2020-03-14 11:59:51,882 [INFO] Starting cerberus
2020-03-14 11:59:51,883 [INFO] Publishing cerberus status at http://localhost:8086
2020-03-14 11:59:51,883 [INFO] Daemon mode enabled, cerberus will monitor forever
2020-03-14 11:59:51,883 [INFO] Ignoring the iterations set
2020-03-14 11:59:52,030 [INFO] Iteration 1: Node status: True
2020-03-14 11:59:52,065 [INFO] Iteration 1: ETCD member pods status: True
2020-03-14 11:59:52,095 [INFO] Iteration 1: OpenShift apiserver status: True
2020-03-14 11:59:52,099 [INFO] Iteration 1: Kube ApiServer status: True
2020-03-14 11:59:52,332 [INFO] Iteration 1: Monitoring stack status: True
2020-03-14 11:59:52,332 [INFO] Sleeping for the specified duration: 60
2020-03-14 12:00:52,443 [INFO] Iteration 2: Node status: True
2020-03-14 12:00:52,477 [INFO] Iteration 2: ETCD member pods status: True
2020-03-14 12:00:52,507 [INFO] Iteration 2: OpenShift apiserver status: True
2020-03-14 12:00:52,511 [INFO] Iteration 2: Kube ApiServer status: True
2020-03-14 12:00:52,747 [INFO] Iteration 2: Monitoring stack status: True
2020-03-14 12:00:52,747 [INFO] Sleeping for the specified duration: 60

Go or no-go signal

When the cerberus is configured to run in the daemon mode, it will continuosly monitor the components specified, runs a simple http server at http://localhost:8086 and publishes the signal i.e True or False depending on the components status. The tools can consume the signal and act accordingly.


There can be number of usecases, here is one of them: We run tools to push the limits of Kubenetes/OpenShift to look at the performance and scalability and there are number of instances where the system components or nodes starts to degrade in which case the results are no longer valid but the workload generator continues to push the cluster till it breaks. The signal published by the Cerberus can be consumed by the workload generators to act on i.e stop the workload and notify us in this case.

Kubernetes/OpenShift components supported

Following are the components of Kubernetes/OpenShift that Cerberus can monitor today, we will be adding more soon.

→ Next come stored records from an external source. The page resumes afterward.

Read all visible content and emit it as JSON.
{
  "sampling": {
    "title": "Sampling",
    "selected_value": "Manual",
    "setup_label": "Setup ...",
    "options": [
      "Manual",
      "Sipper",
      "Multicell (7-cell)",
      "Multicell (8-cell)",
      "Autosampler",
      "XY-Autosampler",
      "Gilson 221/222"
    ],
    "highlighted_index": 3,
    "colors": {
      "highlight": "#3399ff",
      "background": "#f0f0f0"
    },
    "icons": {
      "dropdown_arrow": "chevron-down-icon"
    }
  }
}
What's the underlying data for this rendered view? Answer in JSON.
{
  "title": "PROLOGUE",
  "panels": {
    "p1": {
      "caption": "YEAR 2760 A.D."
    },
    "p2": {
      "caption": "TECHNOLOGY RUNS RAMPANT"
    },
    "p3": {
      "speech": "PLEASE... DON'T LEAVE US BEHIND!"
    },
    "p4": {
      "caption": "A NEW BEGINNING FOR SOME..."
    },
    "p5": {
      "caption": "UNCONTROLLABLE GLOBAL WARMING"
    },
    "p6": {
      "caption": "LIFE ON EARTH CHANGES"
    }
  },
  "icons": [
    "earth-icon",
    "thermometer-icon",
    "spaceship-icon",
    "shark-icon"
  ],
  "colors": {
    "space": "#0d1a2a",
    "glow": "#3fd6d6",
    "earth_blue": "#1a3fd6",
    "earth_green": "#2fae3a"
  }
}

Component Description Working
Nodes Watches all the nodes including masters, workers as well as nodes created using custom MachineSets ✔️
Etcd Watches the status of the Etcd member pods ✔️
OpenShift ApiServer Watches the OpenShift Apiserver pods ✔️
Kube ApiServer Watches the Kube APiServer pods ✔️
Monitoring Watches the monitoring stack ✔️
Kube Controller Watches Kube controller ✔️